'Everywhere else' has something to offer, if not in the form of local cuisine, and customs, but also architecture, traffic management and lifestyles.
I try to collect examples via photography, and these selections provide the opportunity to muse over our differences.
Britain has to take the prize for silly names. I gave up photographing them a few years ago, but I couldn't resist this one in deepest Hampshire. Who calls a hamlet 'Farleigh Wallop'? I ask you?
All over England and Europe the renovation bug is in full swing. In Prague and Budapest I saw many examples of grand old inner city homes being pulled apart and refurbished, for wealthy new owners.
This example in the Prague New Town was formerly the home of a family famous enough to have its own crest.
Now it's being seriously gutted by people who lack a title, but have loads of cash under their mattress, or in the Cayman Islands!
The Brits of course have been not only successful at preserving heritage, but also making good money out of it.
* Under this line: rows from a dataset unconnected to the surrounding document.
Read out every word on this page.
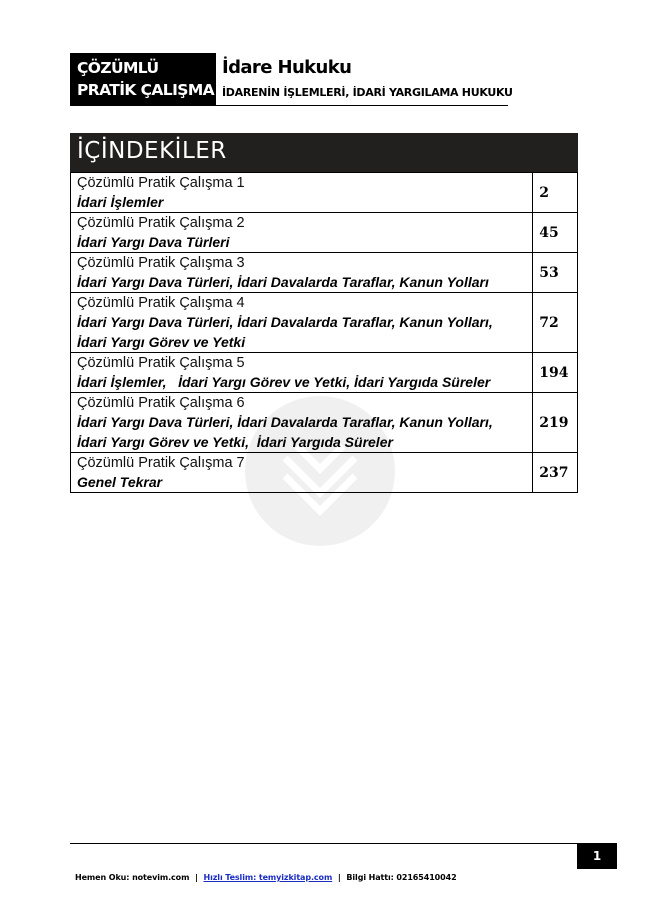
ÇÖZÜMLÜ
PRATİK ÇALIŞMA
İdare Hukuku
İDARENİN İŞLEMLERİ, İDARİ YARGILAMA HUKUKU
İÇİNDEKİLER
Çözümlü Pratik Çalışma 1
İdari İşlemler	2

Çözümlü Pratik Çalışma 2
İdari Yargı Dava Türleri	45

Çözümlü Pratik Çalışma 3
İdari Yargı Dava Türleri, İdari Davalarda Taraflar, Kanun Yolları	53

Çözümlü Pratik Çalışma 4
İdari Yargı Dava Türleri, İdari Davalarda Taraflar, Kanun Yolları,
İdari Yargı Görev ve Yetki	72

Çözümlü Pratik Çalışma 5
İdari İşlemler,   İdari Yargı Görev ve Yetki, İdari Yargıda Süreler	194

Çözümlü Pratik Çalışma 6
İdari Yargı Dava Türleri, İdari Davalarda Taraflar, Kanun Yolları,
İdari Yargı Görev ve Yetki,  İdari Yargıda Süreler	219

Çözümlü Pratik Çalışma 7
Genel Tekrar	237
1
Hemen Oku: notevim.com | Hızlı Teslim: temyizkitap.com | Bilgi Hattı: 02165410042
A thatch cottage like this one in Cheshire is at the top of the market.
Whilst further up the price ladder Betty Windsor did a very good job of renovating and renewing Windsor Castle after the big fire in 1992.
This beautiful old, and heavily-embellished apartment block in Budapest (left) had the surveyers in as I was taking the shot.
However as far as I'm concerned, of all the European cities I visited on this trip, it was Vienna which stands out for the most lavish, and extensive preservation of its fabulous buildings.
To finish off this ramble, I noticed that a small two bedroom flat in this beautiful block near Paddington station in London will set you back £stg.488,000 (USD$710,000 or AUD$962,000)!!